Assim acontece que, embora o intelecto seja capaz de ser instruído mediante regras e de aprendê-las, a capacidade de julgar é um talento especial, que requer exercício, mas não pode ser aprendida. Esse talento é um elemento peculiar do engenho, e sua deficiência não pode ser compensada por nenhuma escola, pois uma escola só pode entregar um intelecto limitado e, por assim dizer, martelar nele todas as regras extraídas pela compreensão dos outros. Porém, a capacidade de usá-lo adequadamente deve pertencer ao próprio aluno e, em caso de deficiência desse dom natural, nenhuma regra que se atribua a esse fim o protegerá contra a aplicação errônea dele.

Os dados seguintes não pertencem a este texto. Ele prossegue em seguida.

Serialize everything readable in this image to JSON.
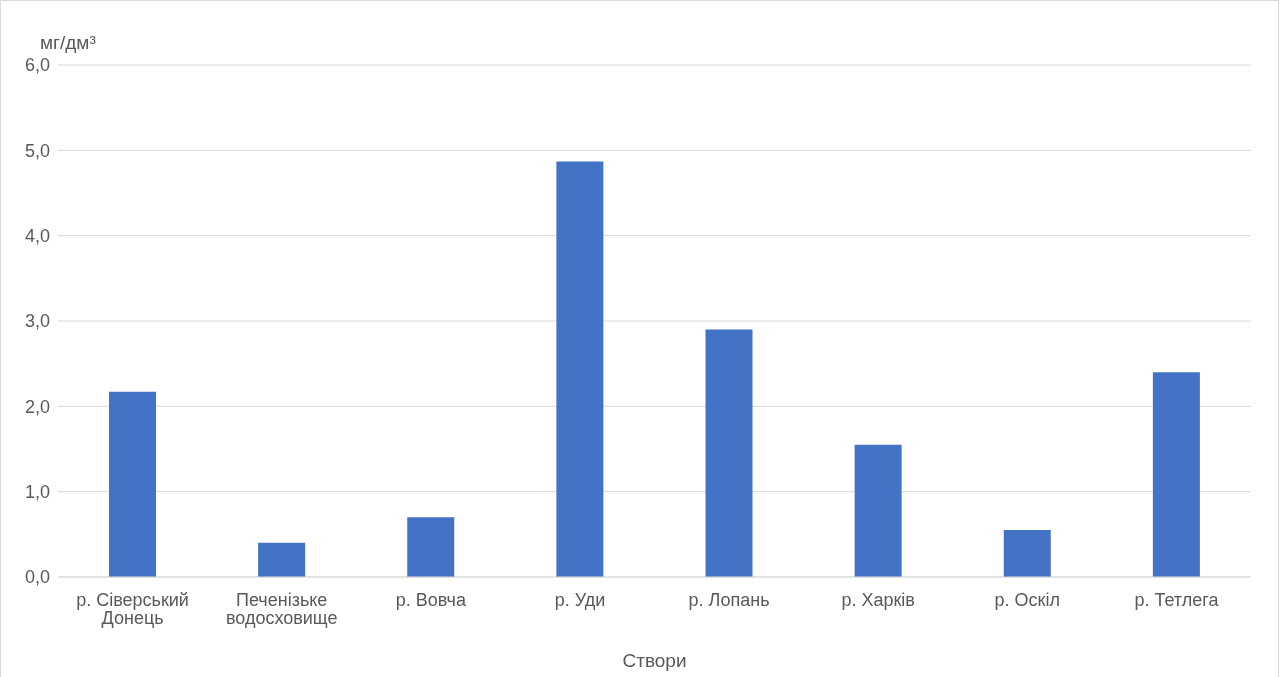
{
  "chart_data": {
    "type": "bar",
    "xlabel": "Створи",
    "ylabel": "мг/дм³",
    "categories": [
      "р. Сіверський Донець",
      "Печенізьке водосховище",
      "р. Вовча",
      "р. Уди",
      "р. Лопань",
      "р. Харків",
      "р. Оскіл",
      "р. Тетлега"
    ],
    "values": [
      2.17,
      0.4,
      0.7,
      4.87,
      2.9,
      1.55,
      0.55,
      2.4
    ],
    "color": "#4472c4",
    "ylim": [
      0,
      6
    ],
    "yticks": [
      {
        "value": 0,
        "label": "0,0"
      },
      {
        "value": 1,
        "label": "1,0"
      },
      {
        "value": 2,
        "label": "2,0"
      },
      {
        "value": 3,
        "label": "3,0"
      },
      {
        "value": 4,
        "label": "4,0"
      },
      {
        "value": 5,
        "label": "5,0"
      },
      {
        "value": 6,
        "label": "6,0"
      }
    ],
    "grid": "y"
  }
}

A falta de juízos é na realidade o que se chama estupidez; não há cura para essa deficiência. Uma mente embotada ou limitada, que carece de suficiente poder de juízo, pode, no entanto, com a ajuda do treinamento, até mesmo alcançar o aprendizado. Mas como tais pessoas carecem da capacidade de julgar, não é raro encontrar-se com homens cultos que, aplicando sua ciência, revelam a cada passo esse irreparável defeito.(2)

Portanto, a conclusão é direta: a capacidade de julgar é uma capacidade inata. Não importa se vem de Deus ou da natureza. Se um aluno nasce com ela, pode e deve treina-la. Mas se não, nenhuma quantidade de treinamento sofisticado o ajudará.

Por isso, a tradição, partindo do raciocínio de Kant, está relacionada com a abrupta divisão das pessoas em duas categorias: os que agem de acordo com as regras, obtidas pela mente de um outro, e os que são capazes de obter essas regras da experiência e aplicá-las sabiamente na experiência.

Nesse caso, naturalmente, a maioria das pessoas se enquadra precisamente na primeira categoria. E o intelecto desse tipo de pessoa trabalha segundo esquemas que lembram mais os esquemas de ação de um animal domesticado do que as ações de um homem. Desse modo, elas agem em estrita conformidade com os esquemas das “regras” formalmente aprendidas, sendo incapazes de confrontar a tarefa quando a situação resulta na impossibilidade de agir de acordo com um esquema predeterminado.

A questão que se coloca é: é possível saída neste caso? Sim. É muito simples em princípio, embora muito difícil na sua realização pedagógica concreta.

A saber, toda a arte de um pedagogo deve ser orientada desde o início não para impor regras pré-fabricadas que são percebidas como um instrumento de ação, mas para organizar as condições externas e objetivas da atividade dentro da qual esta irá ocorrer.

Em outras palavras, o educador deve se preocupar, em primeiro lugar, em criar um sistema de condições de ação que dite autoritariamente ao sujeito este ou aquele modo de agir.

Uma vez realizada essa ação, pode e deve ser identificada nela uma regra, um esquema ao qual a ação foi forçada a se ajustar. Portanto, essa regra pode e deve ter uma forma verbal, icônica. Então, e não antes, essa regra pode ser levada para a forma verbal da consciência.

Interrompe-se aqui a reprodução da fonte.